Regression models for “score a goal”
To score a goal is more difficult to predict than to make a chance. Still, the adjusted R square is strong above 0,600. On the other side, in models for “goals” is much more variables with a negative significant Pearson correlation. Have in mind to see those variables as those which should be reduced in the potential game plan. There is no single variable which is common for all clubs.
It is interesting to see that in this criteria, Arsenal is also having more “distance” from the other two clubs. While Arsenal is scoring from a more “defensive” position using ball recoveries in the opponent’s half and counter-attacks in Liverpool and Manchester City there is no such case. Both Liverpool and Manchester City are more “pressing oriented” and focused on the “ground”, avoiding the ball in the air.
Regression models for “not defeat”
Not to be defeated is the most difficult to predict of all four observed variables and it is especially radical in Liverpool’s case. Adjusted R square is very weak, just above 0,100. Models for “not defeat” have the least variables per model and again, especially for Liverpool. There is no single variable present in all models.

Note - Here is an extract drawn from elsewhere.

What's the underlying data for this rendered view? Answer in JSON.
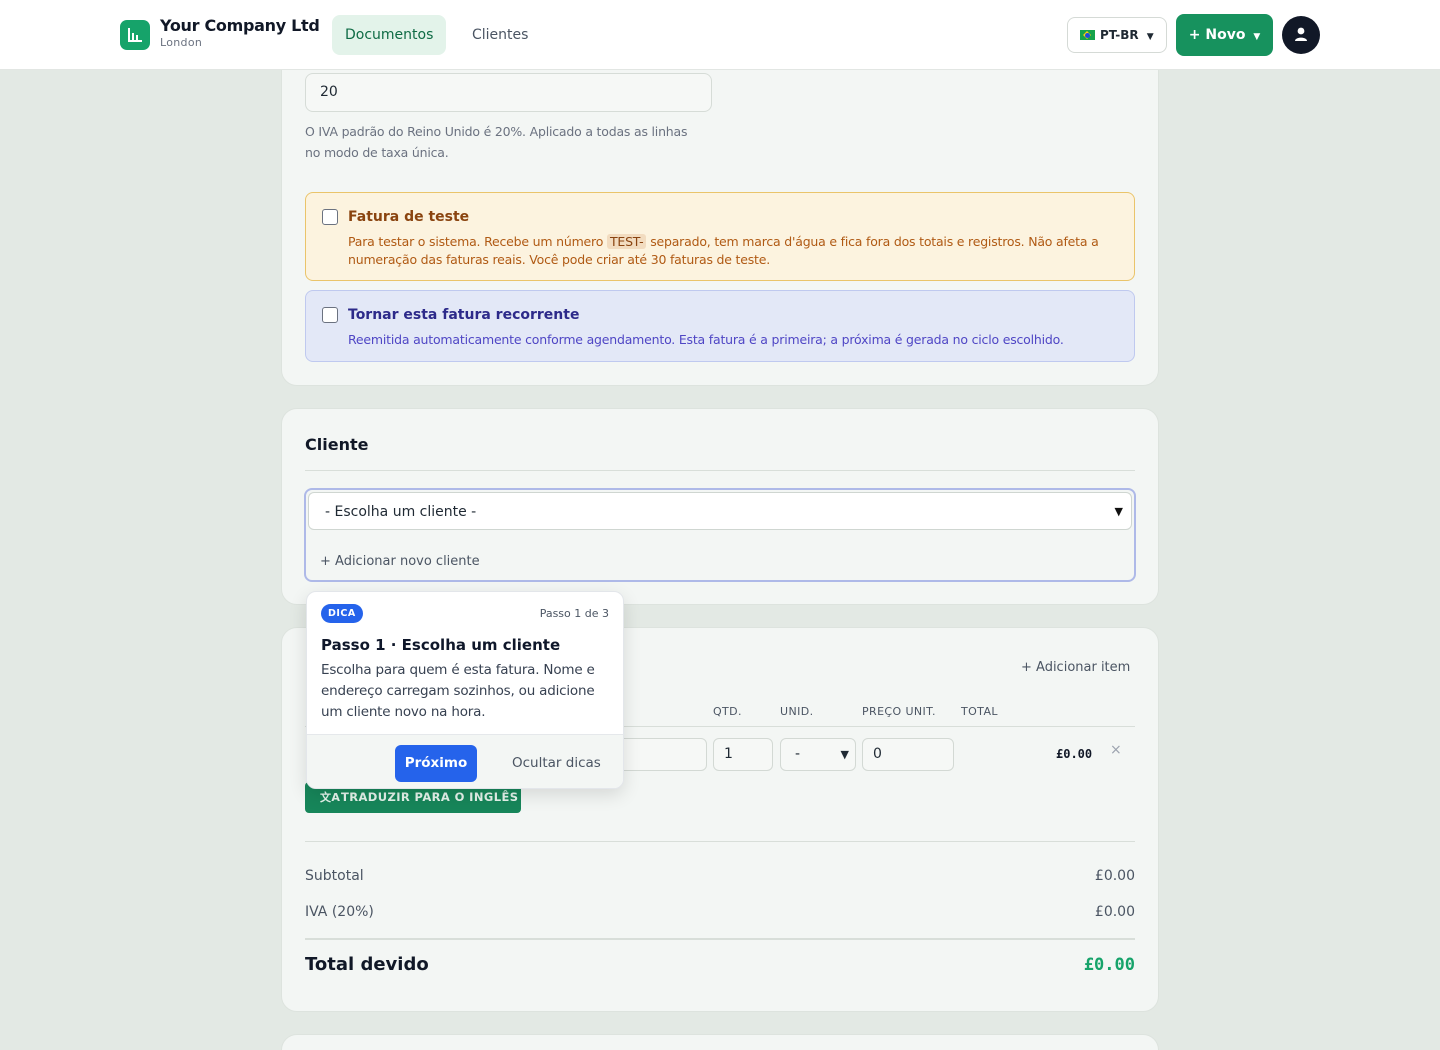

For Arsenal model consists of similar variables while the situation is changed in Liverpool and Manchester City case. In Liverpool’s case, there is just one variable, shots on post/bar which should be reduced. It might indicate that in a number of matches which they have lost, they had shot in post/bar. There was no single other variable which was significant for the model for not losing the match. Manchester City is very sensitive on red cards (the other two clubs are not), tackles and crosses and Manchester should reduce those variables in the game.
Regression models for victory
Although all of the models have their purpose in planning the game, and it might be that is best to observe them all in planning, victory might be the most interesting because victory brings the most to the team, players, coach, and the club. Adjusted R square is between moderate and strong, from 0,598 to 0,673. There is no single variable which is present in all models
There is a difference between the model in this criterion and another in the Arsenal case. In all other criteria, counterattacks were part of the model, while the “victory” model is not. On the other hand, there are two new variables in the model, per cent of pressing efficiency and defensive challenges won. It might be argued that when Arsenal has successful pressing and defensive challenges won that it indicates a victory for them. In Liverpool’s case, per cent of efficiency of attacks through the left flank is very important. On the other hand, if they are “forced” on yellow cards it indicates not winning the match. Obviously, a lot of shots on post/bar. And while the defence won the challenges, chances for victory are better. In Manchester City’s case, if they succeed in not being “interrupted” you might lose the match against them. If they succeed to dribble their way in and have efficiency in shooting the target be aware.